…Когда в глазах померкнет свет
И дух покинет плоть…
Двое мужчин, опустив сложенные точно в молитве руки, тяжелым, размеренным шагом ходят кругами под белыми сводами склепа и протяжными, нестройными голосами тоскливо тянут церковную песнь.
Кто-то умер. Кто? Пробую повернуть голову. Наверное, увижу гроб с покойником, а в его изголовье – две горящие, торчащие вверх, точно указательные пальцы, свечи.
Туда, где мрака ночи нет,
Нас призовет Господь…
С трудом разлепляю глаза. Никого не вижу. Никого нет – только эти двое и я. Кому же они поют отходную?
Туда, где светится всегда
Господняя звезда.
Похороны. Определенно похороны. Кого же хоронят? Кого же? Здесь только эти двое… и я. Меня?! Неужели это мои похороны? Эй, послушайте, это недоразумение! Ведь я не умер – я жив! Видите, смотрю на вас, обращаюсь к вам. Прекратите! Не хороните меня!
Сказав последнее «прости»
Всем тем, кто дорог нам.
Не слышат. Они что, глухие? Или я говорю слишком тихо? Или взаправду умер и им не слышен голос с того света? И я лежу тут пластом и наблюдаю за собственными похоронами? Смешно.
Мы с упованием свой взгляд
Подъемлем к небесам.
Начинаю вспоминать. Кто-то с трудом поднимал меня, одевал, тащил на носилках – гулкий шаг тяжелых, кованых сапог разносился по этажам… Потом… потом ничего… Больше ничего…
Туда, где мрака ночи нет…[3]
Какая-то бессмыслица. Я живу. Смутно ощущаю боль, жажду. Разве мертвым хочется пить? Изо всех сил пытаюсь пошевелить рукой. Чей-то чужой, неестественный голос просит:
– Пить!
Наконец-то! Двое мужчин перестают ходить кругами и склоняются надо мной; один поднимает мне голову и подносит к губам кружку с водой.
– Сынок, нужно поесть. Ты уже двое суток только пьешь да пьешь.
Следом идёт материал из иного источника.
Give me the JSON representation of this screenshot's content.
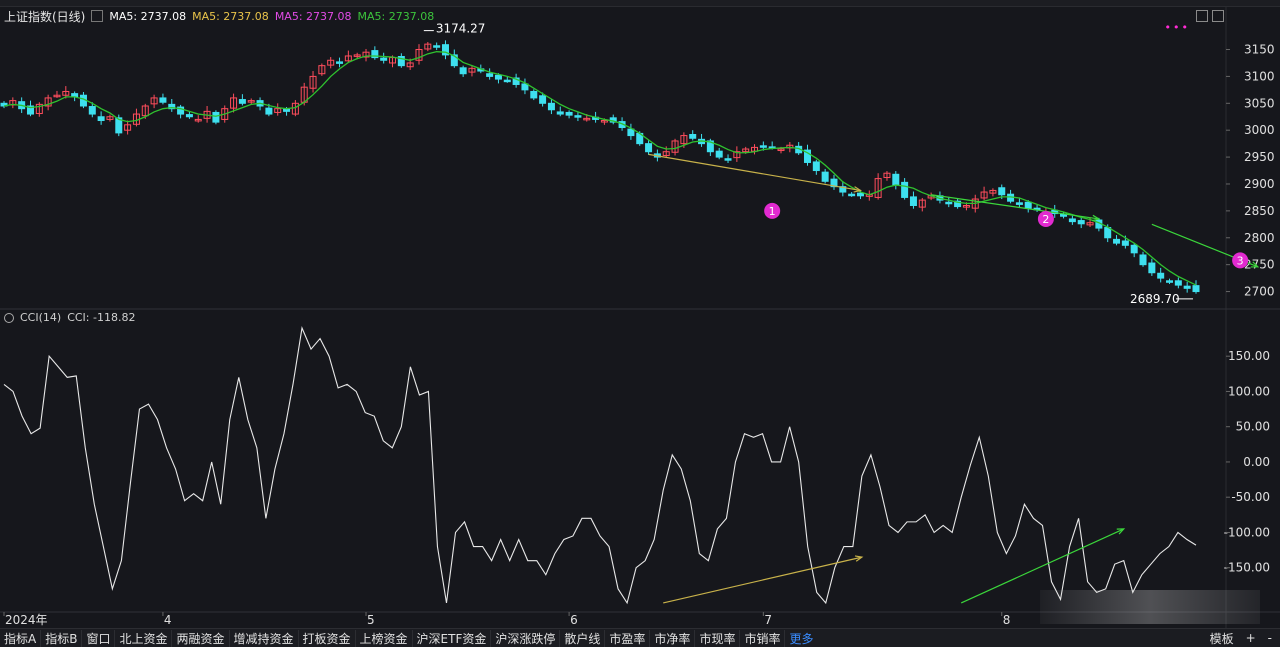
{
  "header": {
    "title": "上证指数(日线)",
    "ma_items": [
      {
        "text": "MA5: 2737.08",
        "color": "#ffffff"
      },
      {
        "text": "MA5: 2737.08",
        "color": "#e8c34a"
      },
      {
        "text": "MA5: 2737.08",
        "color": "#e14be6"
      },
      {
        "text": "MA5: 2737.08",
        "color": "#3cc43c"
      }
    ],
    "more": "•••"
  },
  "indicator": {
    "title": "CCI(14)",
    "value_text": "CCI: -118.82"
  },
  "bottom_bar": {
    "tabs": [
      "指标A",
      "指标B",
      "窗口",
      "北上资金",
      "两融资金",
      "增减持资金",
      "打板资金",
      "上榜资金",
      "沪深ETF资金",
      "沪深涨跌停",
      "散户线",
      "市盈率",
      "市净率",
      "市现率",
      "市销率"
    ],
    "more": "更多",
    "right": [
      "模板",
      "+",
      "-"
    ]
  },
  "colors": {
    "up": "#ff4d5c",
    "down": "#3ee0ef",
    "ma": "#2fc22f",
    "cci": "#e8e8e8",
    "trend_up": "#3bd63b",
    "trend_tan": "#c8b24a",
    "marker": "#e22ad0",
    "grid": "#2a2b30",
    "axis_text": "#e0e0e0"
  },
  "chart_data": [
    {
      "type": "candlestick",
      "title": "上证指数(日线)",
      "y_ticks": [
        3150,
        3100,
        3050,
        3000,
        2950,
        2900,
        2850,
        2800,
        2750,
        2700
      ],
      "ylim": [
        2675,
        3190
      ],
      "x_labels": [
        "2024年",
        "4",
        "5",
        "6",
        "7",
        "8"
      ],
      "annotations": {
        "high": "3174.27",
        "low": "2689.70"
      },
      "markers": [
        "1",
        "2",
        "3"
      ],
      "series_close": [
        3045,
        3055,
        3040,
        3030,
        3048,
        3060,
        3065,
        3072,
        3062,
        3045,
        3030,
        3018,
        3025,
        2995,
        3010,
        3030,
        3045,
        3060,
        3052,
        3040,
        3030,
        3025,
        3020,
        3035,
        3015,
        3040,
        3060,
        3050,
        3055,
        3045,
        3030,
        3040,
        3035,
        3050,
        3080,
        3100,
        3120,
        3130,
        3125,
        3138,
        3140,
        3145,
        3135,
        3130,
        3135,
        3120,
        3125,
        3150,
        3160,
        3155,
        3140,
        3120,
        3105,
        3115,
        3110,
        3100,
        3095,
        3092,
        3085,
        3075,
        3060,
        3050,
        3038,
        3030,
        3028,
        3025,
        3022,
        3020,
        3018,
        3015,
        3005,
        2990,
        2975,
        2960,
        2950,
        2960,
        2980,
        2990,
        2985,
        2975,
        2960,
        2950,
        2945,
        2960,
        2965,
        2968,
        2970,
        2968,
        2965,
        2972,
        2958,
        2940,
        2925,
        2905,
        2895,
        2885,
        2880,
        2878,
        2880,
        2910,
        2920,
        2898,
        2875,
        2860,
        2870,
        2878,
        2870,
        2865,
        2858,
        2860,
        2872,
        2885,
        2888,
        2880,
        2868,
        2862,
        2855,
        2852,
        2848,
        2845,
        2840,
        2830,
        2826,
        2828,
        2818,
        2800,
        2790,
        2786,
        2772,
        2750,
        2735,
        2725,
        2718,
        2712,
        2706,
        2700
      ],
      "series_ma5": [
        3045,
        3048,
        3046,
        3042,
        3044,
        3048,
        3054,
        3062,
        3062,
        3058,
        3050,
        3040,
        3032,
        3020,
        3016,
        3018,
        3025,
        3034,
        3040,
        3042,
        3040,
        3035,
        3030,
        3028,
        3026,
        3030,
        3036,
        3042,
        3048,
        3050,
        3046,
        3042,
        3040,
        3042,
        3052,
        3066,
        3082,
        3100,
        3114,
        3126,
        3133,
        3138,
        3138,
        3137,
        3136,
        3133,
        3130,
        3135,
        3142,
        3146,
        3145,
        3138,
        3126,
        3120,
        3114,
        3108,
        3104,
        3100,
        3095,
        3088,
        3078,
        3068,
        3058,
        3048,
        3040,
        3034,
        3028,
        3024,
        3020,
        3017,
        3012,
        3004,
        2994,
        2982,
        2970,
        2965,
        2966,
        2972,
        2978,
        2980,
        2978,
        2972,
        2964,
        2958,
        2958,
        2960,
        2964,
        2966,
        2967,
        2968,
        2966,
        2958,
        2948,
        2935,
        2920,
        2904,
        2894,
        2885,
        2880,
        2886,
        2894,
        2898,
        2896,
        2892,
        2884,
        2878,
        2873,
        2870,
        2866,
        2864,
        2864,
        2868,
        2872,
        2876,
        2876,
        2874,
        2868,
        2862,
        2856,
        2852,
        2848,
        2843,
        2838,
        2834,
        2828,
        2820,
        2810,
        2800,
        2790,
        2778,
        2764,
        2750,
        2738,
        2728,
        2720,
        2712
      ]
    },
    {
      "type": "line",
      "title": "CCI(14)",
      "y_ticks": [
        150,
        100,
        50,
        0,
        -50,
        -100,
        -150
      ],
      "ylim": [
        -210,
        190
      ],
      "values": [
        110,
        100,
        65,
        40,
        48,
        150,
        135,
        120,
        122,
        20,
        -60,
        -120,
        -180,
        -140,
        -30,
        75,
        82,
        60,
        20,
        -10,
        -55,
        -45,
        -55,
        0,
        -60,
        60,
        120,
        60,
        20,
        -80,
        -10,
        40,
        110,
        190,
        160,
        175,
        150,
        105,
        110,
        100,
        70,
        65,
        30,
        20,
        50,
        135,
        95,
        100,
        -120,
        -200,
        -100,
        -85,
        -120,
        -120,
        -140,
        -110,
        -140,
        -110,
        -140,
        -140,
        -160,
        -130,
        -110,
        -105,
        -80,
        -80,
        -105,
        -120,
        -180,
        -200,
        -150,
        -140,
        -110,
        -40,
        10,
        -10,
        -55,
        -130,
        -140,
        -95,
        -80,
        0,
        40,
        35,
        40,
        0,
        0,
        50,
        0,
        -120,
        -185,
        -200,
        -150,
        -120,
        -120,
        -20,
        10,
        -35,
        -90,
        -100,
        -85,
        -85,
        -75,
        -100,
        -90,
        -100,
        -50,
        -5,
        35,
        -20,
        -100,
        -130,
        -105,
        -60,
        -80,
        -90,
        -170,
        -195,
        -120,
        -80,
        -170,
        -185,
        -180,
        -145,
        -140,
        -185,
        -160,
        -145,
        -130,
        -120,
        -100,
        -110,
        -118
      ]
    }
  ]
}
Что он сказал? Уже двое суток? Какой сегодня день?
– Понедельник.
Понедельник. Арестовали меня в пятницу. Как тяжела голова! И как освежает вода. Спать! Дайте поспать! Капля замутила чистую водную гладь. Это родник на лугу, в горах, я знаю, в роще под Рокланом… мелкий дождь не переставая шумит в хвойном лесу… как сладко спать…
Когда я снова просыпаюсь, уже вечер вторника. Надо мной собака. Овчарка. Смотрит на меня испытующим умным взглядом и спрашивает:
– Где живешь?
Нет, это не собака. Чей это голос? Кто-то еще надо мной… Вижу пару сапог и еще одну пару… форменные брюки… но, как бы мне ни хотелось, поднять взгляд не выходит: голова кружится. Да какая разница, дайте поспать…
Среда.
Двое мужчин, распевавших псалом, сидят за столом и едят из глиняных мисок. Теперь я их различаю. Молодой и постарше, вроде не монахи. И склеп вовсе не склеп, а тюремная камера. Тюремная камера, как и любая другая: дощатый пол, тяжелая темная дверь…
В замке гремит ключ – двое мужчин вскакивают и вытягиваются по стойке смирно, входят двое в эсэсовской форме и приказывают меня одеть. Прежде я и не знал, сколько боли таится в каждой штанине, в каждом рукаве. На носилках меня несут по лестнице вниз, гулкий шаг тяжелых, кованых сапог разносится по этажам – этим путем меня уже несли, и несли без сознания. Куда ведет этот путь? В какую преисподнюю?
В полутемную неприветливую канцелярию тюрьмы Панкрац.
Носилки ставят на пол, и притворно-добродушный голос переводит раздраженный немецкий рык:
– Знаешь ее?
Подпираю подбородок рукой. Перед носилками стоит круглолицая девушка. Стоит выпрямившись, высоко подняв голову, стоит гордо – не упрямо, а гордо… только взгляд чуть опущен, ровно настолько, чтобы видеть меня и приветствовать.
– Нет.
Помню, видел ее однажды, может быть мельком, в ту безумную ночь во дворце Печека. Сегодня мы с ней видимся снова. Третьего раза, увы, уже не будет, мне не доведется пожать ей руку за то, что держалась с таким достоинством. Жена Арношта Лоренца. Расстреляют ее в 1942 году, в первые дни военного положения.